February 9, 2012
By Merilyn Jackson
Few choreographers have the power to effect life-altering changes the way Pina Bausch did over the course of her 50-year career, and, even now, three years after her untimely death. That is what Pina does. She changes your life. She changed mine and she changed the lives of others I know. She altered my life so much, before and still long after I met her, that I have always felt touched, blessed, and saw my own work stretch to a level beyond what I had achieved. I’m even writing a poem about her effect called Pina, Queen of the Desert.
German filmmaker Wim Wenders in a recent NPR interview spoke about the first time he went to a performance by Bausch and her Tanztheater Wuppertal. “I found myself on the edge of my seat, crying like a baby after five minutes, and crying through the entire thing,” he recalled. “I was hopelessly, helplessly crying, and didn’t know what was happening. It was like lightning struck me.” The work? It was Café Müller, from 1985, and he says it changed his life.

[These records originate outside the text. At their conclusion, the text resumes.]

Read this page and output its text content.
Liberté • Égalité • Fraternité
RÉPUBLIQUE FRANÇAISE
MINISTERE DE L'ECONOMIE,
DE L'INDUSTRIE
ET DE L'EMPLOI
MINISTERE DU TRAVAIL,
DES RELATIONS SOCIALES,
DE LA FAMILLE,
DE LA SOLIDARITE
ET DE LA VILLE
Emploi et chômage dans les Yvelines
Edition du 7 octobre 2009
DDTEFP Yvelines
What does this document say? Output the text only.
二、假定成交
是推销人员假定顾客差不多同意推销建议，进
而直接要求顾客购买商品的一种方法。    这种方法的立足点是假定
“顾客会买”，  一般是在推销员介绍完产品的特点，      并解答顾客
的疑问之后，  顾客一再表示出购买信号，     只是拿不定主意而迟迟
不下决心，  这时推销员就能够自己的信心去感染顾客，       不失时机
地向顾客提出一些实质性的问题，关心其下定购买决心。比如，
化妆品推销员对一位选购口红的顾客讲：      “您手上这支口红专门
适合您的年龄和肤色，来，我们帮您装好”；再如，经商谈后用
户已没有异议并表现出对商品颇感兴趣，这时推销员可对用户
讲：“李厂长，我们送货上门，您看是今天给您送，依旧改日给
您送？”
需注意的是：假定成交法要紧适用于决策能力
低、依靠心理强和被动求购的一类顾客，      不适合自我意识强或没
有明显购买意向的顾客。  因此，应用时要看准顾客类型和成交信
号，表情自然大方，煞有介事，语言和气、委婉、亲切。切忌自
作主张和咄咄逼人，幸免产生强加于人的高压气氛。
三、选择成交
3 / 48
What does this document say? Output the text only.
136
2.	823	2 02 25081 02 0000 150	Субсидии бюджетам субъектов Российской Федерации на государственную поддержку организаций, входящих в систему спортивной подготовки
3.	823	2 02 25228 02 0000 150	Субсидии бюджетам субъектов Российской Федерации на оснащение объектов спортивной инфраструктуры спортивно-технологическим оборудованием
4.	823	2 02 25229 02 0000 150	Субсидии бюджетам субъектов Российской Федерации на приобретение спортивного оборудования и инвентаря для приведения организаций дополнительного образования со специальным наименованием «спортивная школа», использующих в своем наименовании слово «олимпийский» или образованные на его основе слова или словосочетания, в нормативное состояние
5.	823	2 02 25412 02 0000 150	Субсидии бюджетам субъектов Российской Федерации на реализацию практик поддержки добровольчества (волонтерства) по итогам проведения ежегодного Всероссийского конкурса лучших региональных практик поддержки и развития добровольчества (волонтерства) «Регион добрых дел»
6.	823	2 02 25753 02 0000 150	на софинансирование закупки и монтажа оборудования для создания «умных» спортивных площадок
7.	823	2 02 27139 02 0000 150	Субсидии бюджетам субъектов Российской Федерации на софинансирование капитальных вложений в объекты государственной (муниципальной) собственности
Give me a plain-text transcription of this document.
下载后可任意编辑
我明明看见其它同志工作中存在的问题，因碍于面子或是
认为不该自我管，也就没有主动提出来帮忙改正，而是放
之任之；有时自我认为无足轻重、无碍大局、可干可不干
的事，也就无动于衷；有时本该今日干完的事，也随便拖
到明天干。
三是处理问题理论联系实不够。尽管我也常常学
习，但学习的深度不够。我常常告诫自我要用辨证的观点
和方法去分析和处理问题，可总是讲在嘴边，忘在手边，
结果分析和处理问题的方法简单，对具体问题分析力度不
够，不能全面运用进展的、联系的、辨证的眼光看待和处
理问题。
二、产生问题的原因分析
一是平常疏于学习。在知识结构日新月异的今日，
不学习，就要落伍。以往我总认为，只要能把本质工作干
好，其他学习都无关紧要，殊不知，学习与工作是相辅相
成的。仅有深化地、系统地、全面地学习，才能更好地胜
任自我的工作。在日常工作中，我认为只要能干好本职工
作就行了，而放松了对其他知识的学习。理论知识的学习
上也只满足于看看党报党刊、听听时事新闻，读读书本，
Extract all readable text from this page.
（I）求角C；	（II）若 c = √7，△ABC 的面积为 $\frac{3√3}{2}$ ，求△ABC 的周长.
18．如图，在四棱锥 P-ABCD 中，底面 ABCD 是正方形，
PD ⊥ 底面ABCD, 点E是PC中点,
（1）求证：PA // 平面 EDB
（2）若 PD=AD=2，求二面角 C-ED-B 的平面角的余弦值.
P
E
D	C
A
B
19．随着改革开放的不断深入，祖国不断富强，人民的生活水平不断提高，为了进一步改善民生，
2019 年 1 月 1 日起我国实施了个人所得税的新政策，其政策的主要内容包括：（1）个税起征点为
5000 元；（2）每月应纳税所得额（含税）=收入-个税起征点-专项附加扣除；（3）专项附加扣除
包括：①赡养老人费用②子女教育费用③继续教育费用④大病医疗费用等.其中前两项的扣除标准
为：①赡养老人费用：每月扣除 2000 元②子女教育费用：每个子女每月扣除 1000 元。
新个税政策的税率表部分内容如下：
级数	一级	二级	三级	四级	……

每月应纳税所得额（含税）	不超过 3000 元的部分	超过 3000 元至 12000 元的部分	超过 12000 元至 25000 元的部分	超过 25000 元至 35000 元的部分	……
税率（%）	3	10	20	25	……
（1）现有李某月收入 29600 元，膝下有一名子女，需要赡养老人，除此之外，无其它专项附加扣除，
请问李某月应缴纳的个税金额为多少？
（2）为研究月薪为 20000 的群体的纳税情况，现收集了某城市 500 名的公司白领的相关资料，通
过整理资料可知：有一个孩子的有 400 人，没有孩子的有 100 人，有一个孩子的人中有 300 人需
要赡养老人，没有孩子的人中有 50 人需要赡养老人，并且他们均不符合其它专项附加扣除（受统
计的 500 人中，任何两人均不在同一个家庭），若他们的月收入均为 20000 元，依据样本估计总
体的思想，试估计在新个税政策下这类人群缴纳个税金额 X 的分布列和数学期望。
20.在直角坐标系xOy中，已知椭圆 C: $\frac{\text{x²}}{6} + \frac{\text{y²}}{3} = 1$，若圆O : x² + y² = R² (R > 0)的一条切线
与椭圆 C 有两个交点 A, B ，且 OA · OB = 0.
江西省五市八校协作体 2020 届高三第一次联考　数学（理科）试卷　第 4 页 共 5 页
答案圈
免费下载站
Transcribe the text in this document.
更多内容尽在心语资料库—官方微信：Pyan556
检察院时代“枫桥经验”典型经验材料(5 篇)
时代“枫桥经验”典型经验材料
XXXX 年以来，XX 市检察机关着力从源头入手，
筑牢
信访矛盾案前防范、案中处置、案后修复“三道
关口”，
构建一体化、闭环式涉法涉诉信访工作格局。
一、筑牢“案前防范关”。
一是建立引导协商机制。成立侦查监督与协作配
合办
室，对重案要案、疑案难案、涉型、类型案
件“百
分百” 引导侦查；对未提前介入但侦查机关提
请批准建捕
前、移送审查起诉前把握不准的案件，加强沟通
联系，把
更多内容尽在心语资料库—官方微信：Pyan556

Anyone who’s seen the film Pina (I have, three times, in previews in Philadelphia and New York) is struck with wonder, even if they haven’t seen it in 3D. I made a new friend: a German professor teaching in the U.S., he had not known about Bausch, but was so taken by her and the film that he ordered it in Blu-Ray for his university library, yet hasn’t seen it in 3D. I told him he can’t imagine the adrenaline rush of nearly ducking when a sheer curtain flies toward you, a Wuppertalian monorail car feels as if it will run you over, or buckets of water come splashing at you.